Nos voisins outre-rhin peuvent céder sur cet enjeu central car des arguments de raison sont de notre côté : le spectre de la « germanophobie » les inquiète, à juste titre. Le ferment de la croissance en Allemagne, ce sont ses exportations, réalisées à 60% en Europe. C’est pourquoi la récession à leurs frontières frappe d’ores et déjà chez eux. Leurs travailleurs pauvres connaissent pour la première fois une baisse de leur espérance de vie ; n’est-ce pas un signal d’alarme suffisant ?

D’aucuns regretteront l’absence de déclaration commune du PS et du SPD le 17 mars dernier, alors qu’ils étaient réunis au Cirque d’Hiver à Paris, ils y verront le fruit d’une frilosité ou d’un désaccord profond, la marque d’une ligne allemande immuable sur la BCE. D’autres, plus optimistes, considéreront que François Hollande veut laisser tous les possibles ouverts… En effet, de nombreuses inconnues persistent : quel gouvernement après les élections législatives en France ? Quel score du Front de gauche – qui prône rien de moins qu’une production de billets par la Banque de France, et menace donc ouvertement de sortir de l’euro ? Des questions similaires se posent en Allemagne, ainsi qu’en Italie : quelle coalition au pouvoir en 2013 ?

Dans l’hypothèse d’une victoire socialiste en France le 6 mai prochain, François Hollande disposera d’environ un an pour construire une alternative crédible à l’austérité généralisée, pour poser les bases d’une « renaissance européenne ». Au-delà de l’enjeu de l’émission monétaire, il faudra avancer sur la convergence des protections sociales vers le haut, la convergence fiscale, le juste échange, la transition énergétique…
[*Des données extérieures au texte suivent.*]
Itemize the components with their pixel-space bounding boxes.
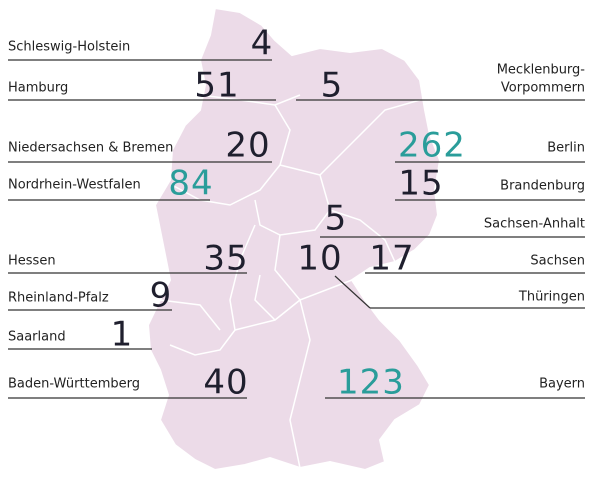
state-name: Saarland bbox=[8, 330, 66, 345]
state-value: 9 bbox=[150, 276, 173, 316]
state-value: 51 bbox=[194, 66, 239, 106]
state-name: Niedersachsen & Bremen bbox=[8, 141, 173, 156]
state-name: Brandenburg bbox=[500, 179, 585, 194]
state-value: 1 bbox=[111, 315, 134, 355]
state-value: 84 bbox=[168, 164, 213, 204]
state-value: 262 bbox=[398, 126, 466, 166]
germany-shape bbox=[146, 6, 442, 472]
state-value: 123 bbox=[337, 363, 405, 403]
state-name: Berlin bbox=[547, 141, 585, 156]
state-value: 15 bbox=[398, 164, 443, 204]
state-name: Bayern bbox=[539, 377, 585, 392]
state-name: Baden-Württemberg bbox=[8, 377, 140, 392]
leader-line bbox=[334, 275, 371, 309]
state-name: Thüringen bbox=[518, 290, 585, 305]
state-name: Sachsen-Anhalt bbox=[484, 217, 585, 232]
state-value: 5 bbox=[325, 199, 348, 239]
state-name: Vorpommern bbox=[501, 81, 585, 96]
state-name: Schleswig-Holstein bbox=[8, 40, 130, 55]
state-value: 5 bbox=[321, 66, 344, 106]
state-name: Mecklenburg- bbox=[497, 63, 586, 78]
state-value: 17 bbox=[369, 239, 414, 279]
state-name: Hamburg bbox=[8, 81, 68, 96]
state-name: Rheinland-Pfalz bbox=[8, 291, 109, 306]
state-name: Hessen bbox=[8, 254, 56, 269]
state-value: 40 bbox=[203, 363, 248, 403]
state-name: Nordrhein-Westfalen bbox=[8, 178, 141, 193]
state-value: 20 bbox=[225, 126, 270, 166]
state-name: Sachsen bbox=[530, 254, 585, 269]
state-value: 10 bbox=[297, 239, 342, 279]
state-value: 35 bbox=[203, 239, 248, 279]
state-value: 4 bbox=[251, 24, 274, 64]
Le camp d’en face a, pour sa part, déjà posé des jalons. Douze dirigeants conservateurs et libéraux dont ceux du Royaume-Uni, d’Italie et d’Espagne ont adressé un courrier à José Manuel Barroso, Président de la Commission européenne, appelant à une plus grande libéralisation de l’économie : ouverture des marchés des services et de l’énergie, nouveaux accords de libre échange, réformes des marchés du travail. L’Histoire s’apprête à basculer dans un sens ou dans l’autre. L’austérité et la souffrance sociale jusqu’au chaos, ou le sursaut des démocrates, prêts à reprendre le pouvoir sur les marchés.
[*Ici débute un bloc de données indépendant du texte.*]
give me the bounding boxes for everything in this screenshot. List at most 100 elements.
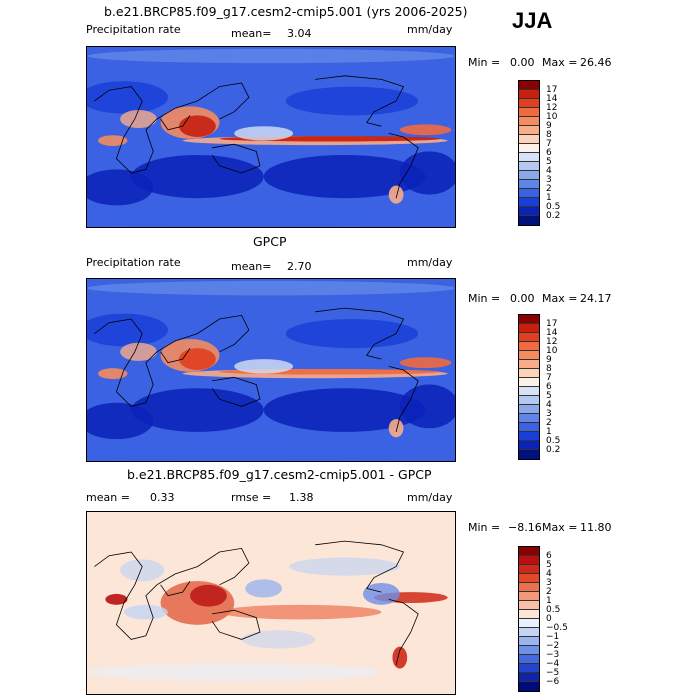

Pour aller plus loin et affiner des propositions aussi ambitieuses que crédibles, un groupe de travail pour l’établissement d’une « coopération renforcée » pourrait facilement être mis en place. Des personnalités qualifiées (on pense notamment à J. Delors, H. Schmidt ou M. D’Aléma), des mandataires des leaders sociaux démocrates, des chercheurs contribueraient à penser cette alternative. On donnerait la parole à la Confédération européenne des syndicats, aux « Economistes atterrés » ou au lobby « Finance Watch », on pourrait imaginer une tournée dans l’Europe qui brûle, des rencontres avec les acteurs clés, des analyses alternatives à celles de la Troïka (UE, BCE, FMI)…

La gauche ne doit pas s’interdire de rêver ; elle a même le devoir de proposer un nouveau chemin

 

Par Cadmos II*

* pseudonyme d'un ancien assistant parlemantaire auprès de députés européens socialistes.